Future of Scholarly Communications Roundtable

New videos have been released by JISC documenting a roundtable debate on the future of scholalry communications. These videos provide a good summary of the issues and provide some very interesting insight and discussion.

The 8 videos are available on the JISCmedia youtube channel.

1. Changing Scholarly Communications Landscape and Future Models.
2. Dynamics Of Transition to Open Access.


3. Problems and challenges of Gold Open Access.
4. The Hybrid Journal path to Gold Open Access?


5. The mixed economy approach: Here today, gone tomorrow? Or is it here to stay?
6. The advantages of electronic-only journals & data in an Open Access world.
7. Identifying roles and ownership in respect to Digital Preservation.
8. Electronic technologies in the Arts & Humanities and other disciplines.

Gold mining


Gold pan saloon

I’ve just had a look (be it brief) at the recent report “Heading for the open road: Costs and benefits of transitions in scholarly communications“, commissioned by the Research Information Network (RIN), JISC, Research Libraries UK (RLUK), the Publishing Research Consortium (PRC) and the Wellcome Trust, with contributions from many other (including publishers).

Although I was very much looking forward to this report, I was a bit disappointed that “Gold” ended up being the model that came out on top. I haven’t read the full report, so I can’t actually attempt to poke holes in the analysis, and I will have to take a look at the numbers they present in more detail when I have time. I was a bit concerned about comments that were made about not undermining the publication system – isn’t this to some extent part of the whole point of open access? I thought we were unhappy with the current publication system? Maybe not?

It is fantastic that OA is gaining momentum, and publishers are realising the role they can play (and money they can make), but following the “gold” route will likely leave the scholarly communication system in the hands of for-profit publishers. Isn’t that why the system is currebtly not working for us, and libraries are struggling to pay the bills? Do we really want publishers to have all the power?

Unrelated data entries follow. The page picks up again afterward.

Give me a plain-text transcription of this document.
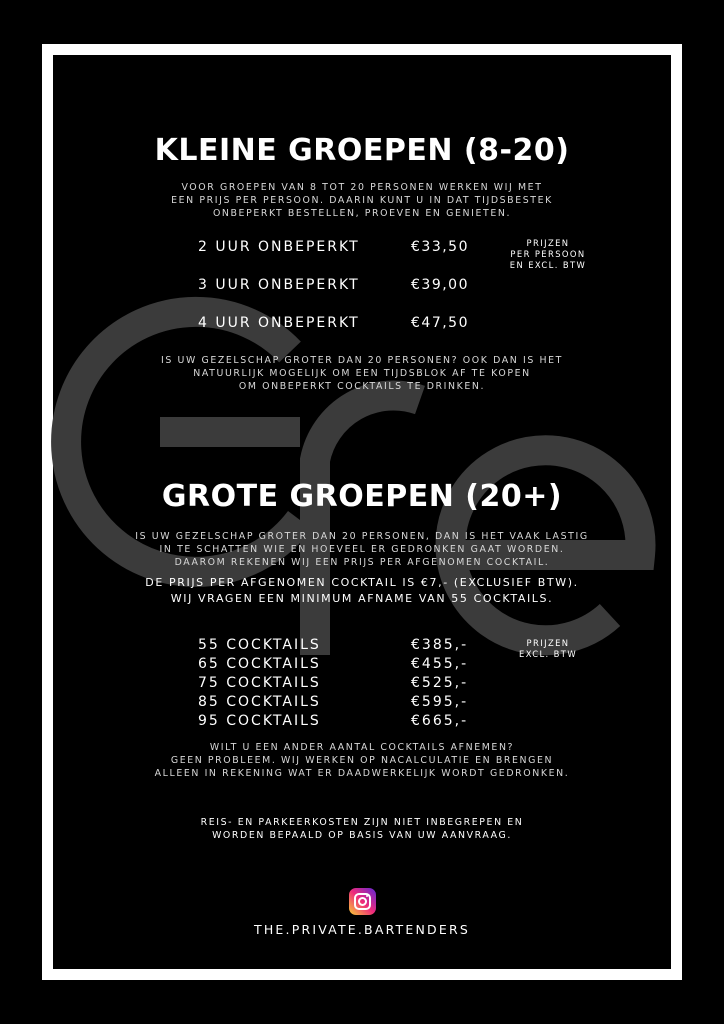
KLEINE GROEPEN (8-20)
VOOR GROEPEN VAN 8 TOT 20 PERSONEN WERKEN WIJ MET
EEN PRIJS PER PERSOON. DAARIN KUNT U IN DAT TIJDSBESTEK
ONBEPERKT BESTELLEN, PROEVEN EN GENIETEN.
2 UUR ONBEPERKT	€33,50
3 UUR ONBEPERKT	€39,00
4 UUR ONBEPERKT	€47,50
PRIJZEN
PER PERSOON
EN EXCL. BTW
IS UW GEZELSCHAP GROTER DAN 20 PERSONEN? OOK DAN IS HET
NATUURLIJK MOGELIJK OM EEN TIJDSBLOK AF TE KOPEN
OM ONBEPERKT COCKTAILS TE DRINKEN.
GROTE GROEPEN (20+)
IS UW GEZELSCHAP GROTER DAN 20 PERSONEN, DAN IS HET VAAK LASTIG
IN TE SCHATTEN WIE EN HOEVEEL ER GEDRONKEN GAAT WORDEN.
DAAROM REKENEN WIJ EEN PRIJS PER AFGENOMEN COCKTAIL.
DE PRIJS PER AFGENOMEN COCKTAIL IS €7,- (EXCLUSIEF BTW).
WIJ VRAGEN EEN MINIMUM AFNAME VAN 55 COCKTAILS.
55 COCKTAILS	€385,-
65 COCKTAILS	€455,-
75 COCKTAILS	€525,-
85 COCKTAILS	€595,-
95 COCKTAILS	€665,-
PRIJZEN
EXCL. BTW
WILT U EEN ANDER AANTAL COCKTAILS AFNEMEN?
GEEN PROBLEEM. WIJ WERKEN OP NACALCULATIE EN BRENGEN
ALLEEN IN REKENING WAT ER DAADWERKELIJK WORDT GEDRONKEN.
REIS- EN PARKEERKOSTEN ZIJN NIET INBEGREPEN EN
WORDEN BEPAALD OP BASIS VAN UW AANVRAAG.
THE.PRIVATE.BARTENDERS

I still would like to see some additional modelling on possible outcomes, say :

  • If some percentage (20%, 50%?) of libraries cancelled all subscriptions next week – what  would happen to publishers, how would they change?
  • If 50% of article were put into repositories next week – how would the scholarly communication system change?
  • What would collapse of the system actually mean?

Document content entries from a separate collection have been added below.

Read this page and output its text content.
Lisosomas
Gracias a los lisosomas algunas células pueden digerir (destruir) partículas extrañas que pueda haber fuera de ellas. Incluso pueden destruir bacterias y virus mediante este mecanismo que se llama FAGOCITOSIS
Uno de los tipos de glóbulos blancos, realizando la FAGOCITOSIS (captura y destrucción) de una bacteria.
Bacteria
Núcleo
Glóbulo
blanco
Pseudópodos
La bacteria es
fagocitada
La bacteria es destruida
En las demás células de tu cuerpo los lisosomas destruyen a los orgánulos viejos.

Perhaps these ideas (and the modelling) are unrealistic, but it would at least be interesting to actually model some potential outcomes. I am fairly confident we would find a way to continue distributing and sharing research outputs, even if publishers disappeared (and I am sure they wouldn’t, they would just have to figure out a new business model).

Image credit: Close to Spectacular

Innovation Takeaway – Lessons from the Information Environment

On Thursday of last week I was at the JISC Information Environment 2009-11 Programme Meeting at Conference Aston in Birmingham. Links to relevant resources for the day can be found here with extensive notes from the day (I think mostly written by Andy McGregor) here.

A review of the programme in the form of a list of questions was also created: “27 questions the work of the IE programme can answer.”

It was an interesting day filled with review of some of the INF11 projects, but it also included a few more general talks about things within this area of work. Interesting bits from my perspective:

David Millard’s talk on Managing Learning Resources was quite interesting – He spoke of managing teaching and learning resources, and I of course I couldn’t help but draw parallels with publication repositories. He described how at Southampton they looked to YouTube and Flickr for inspiration, and tried to see the learning resources repository more as hosting than archiving. This tactic (should) lead to greater use – though I don’t remember him reporting on actual usage statistics. I do think part of the reason take-up of institutional publication repositories has been so low is that academics do not see them as adding a lot of value – if they want to they keep a copy of their work they do – and publishing already provides them with an outlet to share. So how can we make depositing in a repository useful on an everyday level?  I do think many repositories that have had success have the ability to populate individual’s institutional homepages – something many academics may find useful. Integration with other systems within the institution also seems to support use. Still there is more that can be done in this area – we need to think from the academic’s perspective as opposed to the repository’s or the library’s.

Joss Winn started off an interesting session on “Benefiting from Local Innovation”. His notes are on his blog here. They give an idea of some of the cool things they are doing at Lincoln. I think most of us that attended the session were wishing we had a similar group working at our instution.

I also attended a session on “Benefiting from Open” which had four speakers covering Open Data, Open Education Resources, Open Access and Open Source. Key things that came up in discussion included the need for embedding within institutions, licensing, and the need for cultural change before this “openness” is widely adopted.

Do take a look at the notes and the JISC INF11 webpage if you are interested in learning more about this programme – and what the future could potentially hold for it.